Read 1 Corinthians 4:14-21.
Paul so loved the Corinthian believers that he considered them his "dear children" (1 Corinthians 4:14). In spite of their pride and disobedience toward Scripture, in spite of their immoral lifestyle, doctrinal errors, and spiritual immaturity, he loved them. Like a good father, he wanted to bring them healing and comfort. He wanted to help them overcome fear and apprehension, worry and anxiety. And so, the apostle Paul admonished his Corinthian kids.
Speaking up in humility can often be the most loving thing we can ever do.
No one enjoys correction, but speaking up in humility can often be the most loving thing we can ever do. When we see a brother or sister going into the deep end, we cannot shrug our shoulders and say, "Well, it's none of my business." If we love them, we will lovingly admonish them.
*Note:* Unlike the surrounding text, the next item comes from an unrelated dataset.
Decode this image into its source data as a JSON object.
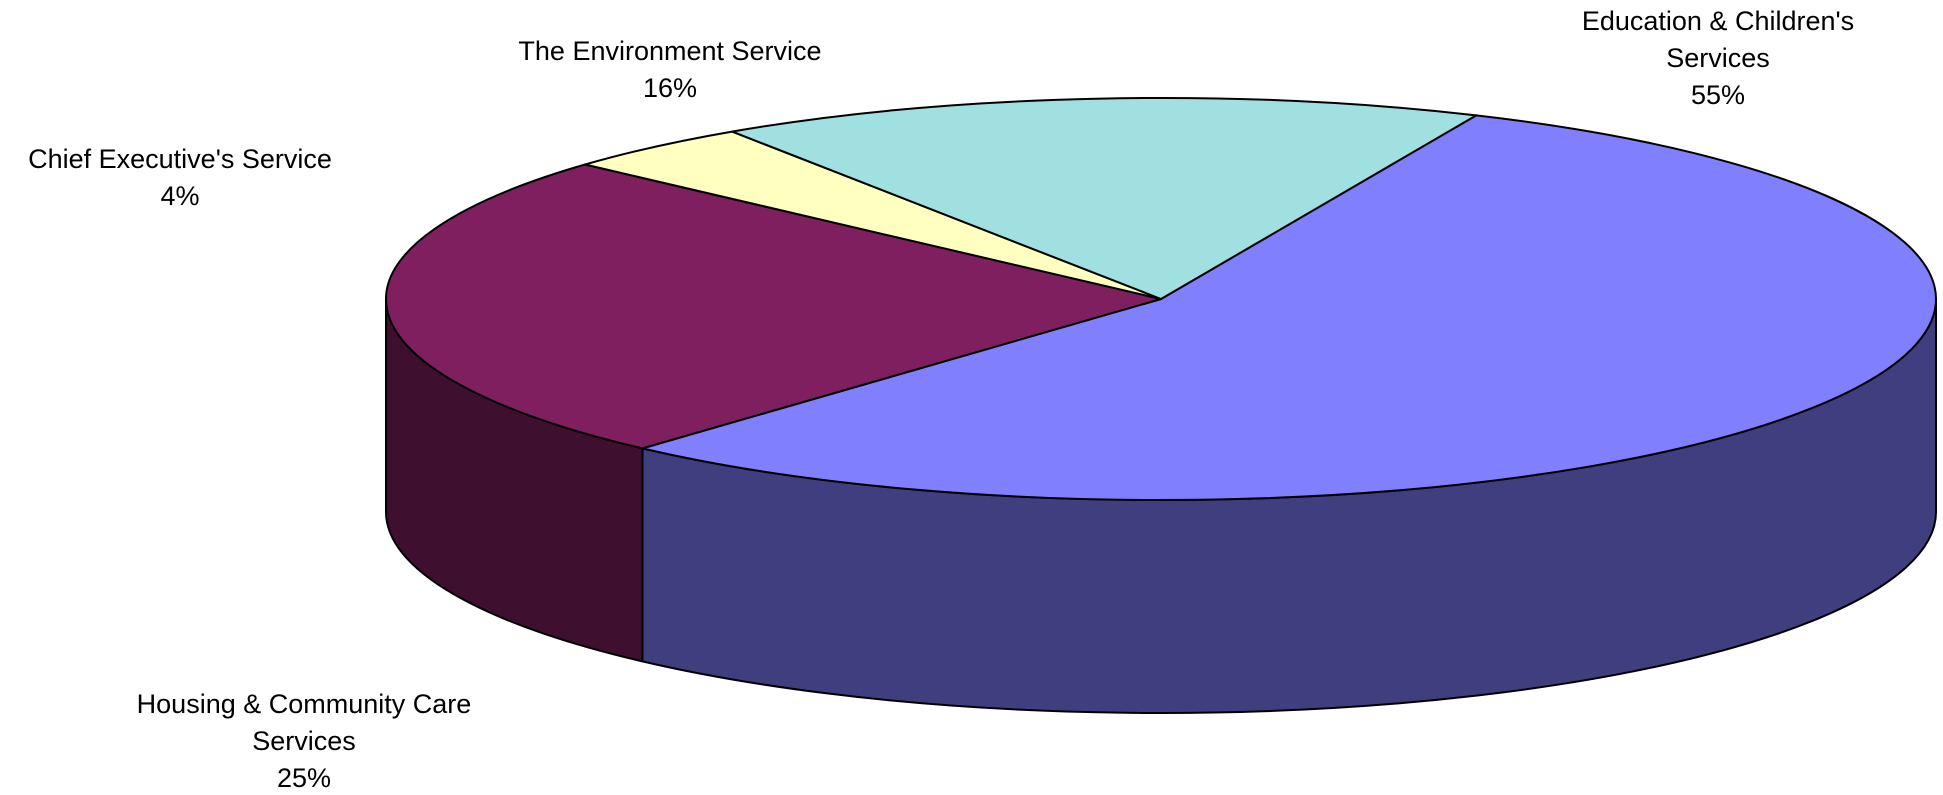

That's what Paul did for the Corinthians, but he expressed his willingness to bring "a rod of discipline" if they did not repent of their sin (v. 21, emphasis added). Some people think discipline is a dirty word, as if it means physical abuse. But that's not what Biblical discipline is. Discipline means that if I see my son is standing in front of a train, I will immediately come and move him out of danger. The Corinthians were allowing their pride to lead them into very dangerous territory. And Paul was willing to do everything in his power to pull them back from the brink, pointing them back to the grace of God. That is love in action.
Prayer: God, thank You for calling me out of darkness into Your light. Help me to live attuned to Your will and ready to submit to Your purposes in my life. I know Your discipline is always for my good. I pray in the name of Jesus. Amen.
"I am writing this not to shame you but to warn you as my dear children" (1 Corinthians 4:14).